Wednesday 11 May 2011

Futures forum part 3, Sir Martin Harris, Director of OFFA, Office for Fair Access


Widening participation and fair access.
Sector has been staggeringly successful in WP, it's one of the great success stories of British unis. Have given opportunities to many more people than was possible a few years ago. Test of next few years will be can we sustain it. We're at the start of a new radical period.

We need to get our message across. Students have impression that HE is either not affordable or worth it for them. Deferred graduate contributions are not the same as up-front fees. We need to get his out. Unis are part of way that upward social mobility is increased, we must have that as our goal and sustain the opportunities we've delivered so successfully.

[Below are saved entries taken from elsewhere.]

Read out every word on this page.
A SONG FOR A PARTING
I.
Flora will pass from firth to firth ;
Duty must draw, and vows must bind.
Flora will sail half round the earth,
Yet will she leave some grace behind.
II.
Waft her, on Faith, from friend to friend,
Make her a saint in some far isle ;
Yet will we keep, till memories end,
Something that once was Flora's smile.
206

Pricing. No evidence that pricing will influence what uni students choose. Maybe under new regime, but not convinced. Choice is made on a number of complex factors, many of them social. Financial is unlikely to be decisive.

Student support or outreach? Outreach is vitally important. Decisions that students make at 14ish in schools is the key way to raise aspirations and attainment.

Bursaries or fee waivers? Won't know what students will choose for a couple of years. Will have effect on treasury forecasts.

Important question - will there continue to be in all communities an institution with a reasonable range of courses so that students who cannot or will not move elsewhere have the opportunity to do the course of their choice? Can institutions survive to offer the right range of courses? Will have effect on access if not.

Critical nature of advice and guidance to schoolkids. Has to be informed. Unis can help in outreach.

Look at retention, don't just concentrate on recruitment. Keeping and supporting the students is as much a part of a successful access policy as getting the student

This is a transition year, don't willfully allow things to stop in 2011/12 because of funding gap, use money wisely. Don't lose people. Don't stop collaborating where its appropriate.
Despite competitive pressures, we must not cease to be a sector.